Estes investimentos militares fora do país sem uma justificativa razoável — a ameaça russa não é palpável — já começaram a gerar protestos. Neste ano, a produção industrial da Alemanha encolheu seis meses seguidos, segundo consecutivo, informou a Destatis, a agência de estatísticas alemã, em uma indicação de que o setor continua sob forte pressão em um quadro de recessão. Colaboram para isto as altas taxas de juros e a queda do consumo devido à inflação.

Aliado interesseiro

Com a imposição de sanções contra a Federação Russa, instigadas pela Casa Branca, o que reduziu as exportações alemãs, as empresas alemãs começaram a migrar para os Estados Unidos. Hoje cerca de 5,6 mil delas investem no mercado estadunidense, segundo dados da Câmara Americana de Comércio na Alemanha (AmCham Germany). Isto representa um volume de investimento de quase US$ 650 bilhões (dados de setembro de 2022). E não são apenas grandes grupos empresariais como Siemens, Volkswagen e Linde que desejam fortalecer sua presença nos EUA — em parte até mesmo construindo instalações de produção completamente novas por lá.

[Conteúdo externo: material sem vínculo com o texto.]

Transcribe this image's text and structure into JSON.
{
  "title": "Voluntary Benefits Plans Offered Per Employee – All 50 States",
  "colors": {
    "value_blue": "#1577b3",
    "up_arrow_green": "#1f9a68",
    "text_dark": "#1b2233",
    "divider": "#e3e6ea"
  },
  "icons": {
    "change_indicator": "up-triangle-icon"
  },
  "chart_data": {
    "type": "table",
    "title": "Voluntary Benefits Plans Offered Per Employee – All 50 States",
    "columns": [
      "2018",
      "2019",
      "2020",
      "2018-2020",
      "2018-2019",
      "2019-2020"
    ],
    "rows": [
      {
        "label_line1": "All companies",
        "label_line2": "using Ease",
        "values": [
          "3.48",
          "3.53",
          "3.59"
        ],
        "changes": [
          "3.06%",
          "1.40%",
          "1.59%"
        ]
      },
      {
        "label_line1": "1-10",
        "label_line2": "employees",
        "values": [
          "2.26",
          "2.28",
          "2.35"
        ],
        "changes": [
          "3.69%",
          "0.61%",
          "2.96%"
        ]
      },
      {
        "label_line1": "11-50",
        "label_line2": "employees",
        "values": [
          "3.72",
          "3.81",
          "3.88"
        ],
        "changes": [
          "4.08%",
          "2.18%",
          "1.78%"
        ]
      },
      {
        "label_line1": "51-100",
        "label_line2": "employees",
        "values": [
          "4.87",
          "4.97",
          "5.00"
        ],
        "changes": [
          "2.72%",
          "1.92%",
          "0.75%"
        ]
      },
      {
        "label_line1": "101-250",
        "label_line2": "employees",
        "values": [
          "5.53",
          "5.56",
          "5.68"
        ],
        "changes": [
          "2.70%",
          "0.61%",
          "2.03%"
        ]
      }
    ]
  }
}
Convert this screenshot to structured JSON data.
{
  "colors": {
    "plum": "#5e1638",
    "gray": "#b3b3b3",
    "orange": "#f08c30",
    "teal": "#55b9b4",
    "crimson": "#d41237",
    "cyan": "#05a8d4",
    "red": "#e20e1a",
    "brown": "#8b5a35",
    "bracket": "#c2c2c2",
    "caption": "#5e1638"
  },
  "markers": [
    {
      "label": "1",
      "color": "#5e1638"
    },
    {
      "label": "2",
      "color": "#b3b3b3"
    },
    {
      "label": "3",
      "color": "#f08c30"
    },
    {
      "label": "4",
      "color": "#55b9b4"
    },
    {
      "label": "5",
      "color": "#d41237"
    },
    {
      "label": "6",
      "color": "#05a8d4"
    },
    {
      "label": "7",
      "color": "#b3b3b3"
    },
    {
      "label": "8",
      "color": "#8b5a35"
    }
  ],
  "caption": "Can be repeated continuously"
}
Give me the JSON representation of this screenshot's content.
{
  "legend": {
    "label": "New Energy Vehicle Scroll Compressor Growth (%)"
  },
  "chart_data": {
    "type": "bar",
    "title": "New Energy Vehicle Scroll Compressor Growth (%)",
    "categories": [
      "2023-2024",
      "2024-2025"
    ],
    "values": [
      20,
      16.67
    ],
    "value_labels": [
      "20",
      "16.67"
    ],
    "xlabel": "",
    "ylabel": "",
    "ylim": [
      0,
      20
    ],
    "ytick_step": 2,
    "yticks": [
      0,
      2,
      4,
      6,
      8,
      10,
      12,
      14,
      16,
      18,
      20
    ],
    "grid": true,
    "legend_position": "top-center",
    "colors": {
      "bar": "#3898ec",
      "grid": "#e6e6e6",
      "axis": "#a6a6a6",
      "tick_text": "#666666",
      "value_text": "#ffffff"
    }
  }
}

Este quadro desfavorável à Alemanha é reforçado por subsídios como a Lei de Redução da Inflação (IRA, na sigla em inglês), um programa multibilionário de subsídios liderado pelo presidente Joe Biden, de aproximadamente, US$ 430 bilhões, US$ 370 bilhões destinados à promoção de tecnologias de baixo carbono (equipamentos, sistemas e recursos que têm como objetivo reduzir a emissão de gases de efeito de estufa) e segurança energética.

Esses subsídios e abatimentos fiscais estão vinculados à condição de que as empresas que se beneficiam deles usem produtos americanos ou produzam diretamente nos Estados Unidos Do ponto de vista americano, produtos primários de países com os quais os EUA têm um acordo de livre comércio — como México e Canadá — também estão incluídos.

Como resultado dos planos do governo estadunidense no âmbito do IRA, já existem atrasos e ameaças de paralisação de fábricas de baterias para carros elétricos na Alemanha — é por exemplo, o caso da Tesla, em Grünheide, perto de Berlim, e da empresa sueca Northvolt, que tinha planos de construir uma fábrica em Heide, no estado alemão de Schleswig-Holstein, e agora provavelmente vai investir primeiro em território americano.

Em suma: investir em equipamento militar em um quadro recessivo e inflacionário não é sensato, principalmente quando o maior aliado, os Estados Unidos, além de lucrar com a exportação de energia ainda se fortalece roubando empresas e empregos. Para piorar, criar um inimigo imaginário nunca foi uma boa política. O resultado sempre gerou conflitos, o que não beneficiaria a Europa.